So, I'm stuck with the algebra for the nth number on the Fibonacci sequence in here.
I managed to get to the part where $G(x) = \frac{x}{1-x-x^2}$ $=$ $\frac{x}{(1-\alpha x)(1-\beta x)}$, and I know that this can be written in the form of $\frac{A}{1-\alpha x} + \frac{B}{1-\beta x}$ which is going to get me to $\frac{\alpha^n - \beta^n}{\sqrt{5}}$, where $\alpha = \frac{1+\sqrt{5}}{2}$ and $\beta = \frac{1-\sqrt{5}}{2}$.

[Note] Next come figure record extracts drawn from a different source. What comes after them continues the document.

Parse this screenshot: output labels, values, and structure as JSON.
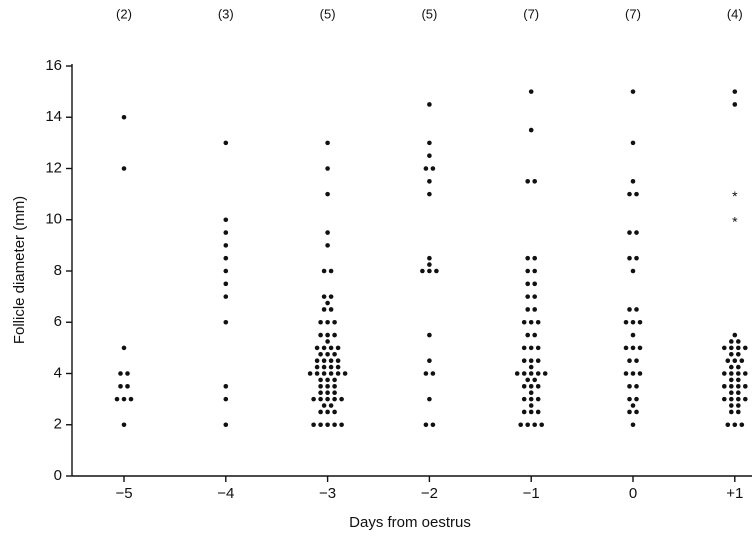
{
  "chart_data": {
    "type": "dotstrip",
    "x_label": "Days from oestrus",
    "y_label": "Follicle diameter (mm)",
    "categories": [
      "−5",
      "−4",
      "−3",
      "−2",
      "−1",
      "0",
      "+1"
    ],
    "group_labels": [
      "(2)",
      "(3)",
      "(5)",
      "(5)",
      "(7)",
      "(7)",
      "(4)"
    ],
    "ylim": [
      0,
      16
    ],
    "yticks": [
      0,
      2,
      4,
      6,
      8,
      10,
      12,
      14,
      16
    ],
    "series": [
      {
        "marker": "dot",
        "color": "#111111",
        "values": [
          [
            14,
            12,
            5,
            4,
            4,
            3.5,
            3.5,
            3,
            3,
            3,
            2
          ],
          [
            13,
            10,
            9.5,
            9,
            8.5,
            8,
            7.5,
            7,
            6,
            3.5,
            3,
            2
          ],
          [
            13,
            12,
            11,
            9.5,
            9,
            8,
            8,
            7,
            7,
            6.75,
            6.5,
            6.5,
            6,
            6,
            6,
            5.5,
            5.5,
            5.5,
            5.25,
            5,
            5,
            5,
            5,
            4.75,
            4.75,
            4.75,
            4.5,
            4.5,
            4.5,
            4.5,
            4.25,
            4.25,
            4.25,
            4.25,
            4,
            4,
            4,
            4,
            4,
            4,
            3.75,
            3.75,
            3.75,
            3.5,
            3.5,
            3.5,
            3.25,
            3.25,
            3.25,
            3,
            3,
            3,
            3,
            3,
            2.75,
            2.75,
            2.5,
            2.5,
            2.5,
            2,
            2,
            2,
            2,
            2
          ],
          [
            14.5,
            13,
            12.5,
            12,
            12,
            11.5,
            11,
            8.5,
            8.25,
            8,
            8,
            8,
            5.5,
            4.5,
            4,
            4,
            3,
            2,
            2
          ],
          [
            15,
            13.5,
            11.5,
            11.5,
            8.5,
            8.5,
            8,
            8,
            7.5,
            7.5,
            7,
            7,
            6.5,
            6.5,
            6,
            6,
            6,
            5.5,
            5.5,
            5,
            5,
            5,
            4.5,
            4.5,
            4.5,
            4.25,
            4,
            4,
            4,
            4,
            4,
            3.75,
            3.75,
            3.5,
            3.5,
            3.5,
            3.25,
            3,
            3,
            3,
            2.75,
            2.5,
            2.5,
            2.5,
            2,
            2,
            2,
            2
          ],
          [
            15,
            13,
            11.5,
            11,
            11,
            9.5,
            9.5,
            8.5,
            8.5,
            8,
            6.5,
            6.5,
            6,
            6,
            6,
            5.5,
            5,
            5,
            5,
            4.5,
            4.5,
            4,
            4,
            4,
            3.5,
            3.5,
            3,
            3,
            2.75,
            2.5,
            2.5,
            2
          ],
          [
            15,
            14.5,
            5.5,
            5.25,
            5.25,
            5,
            5,
            5,
            5,
            4.75,
            4.75,
            4.5,
            4.5,
            4.5,
            4.25,
            4.25,
            4,
            4,
            4,
            4,
            3.75,
            3.75,
            3.5,
            3.5,
            3.5,
            3.5,
            3.25,
            3.25,
            3,
            3,
            3,
            3,
            2.75,
            2.75,
            2.5,
            2.5,
            2,
            2,
            2
          ]
        ]
      },
      {
        "marker": "asterisk",
        "color": "#111111",
        "values": [
          [],
          [],
          [],
          [],
          [],
          [],
          [
            11,
            10
          ]
        ]
      }
    ]
  }
}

I just don't know how I can algebraically manipulate $\frac{x}{(1-\alpha x)(1-\beta x)}$ to $\frac{A}{1-\alpha x} + \frac{B}{1-\beta x}$.
Hopefully it's not something very obvious.
Sorry if bad english and if I assumed some wrong relation.
You actually do know how to manipulate $\frac{x}{(1-\varphi x)(1-\Phi x)}=\frac{A}{1-\varphi x}+\frac{B}{1-\Phi x}$, because all of the manipulations required are from elementary algebra: clear denominators and expand using the distributive property. Then you just have to equate coefficients (constant and linear terms).
This procedure generalizes in a big way; search for partial fraction decomposition.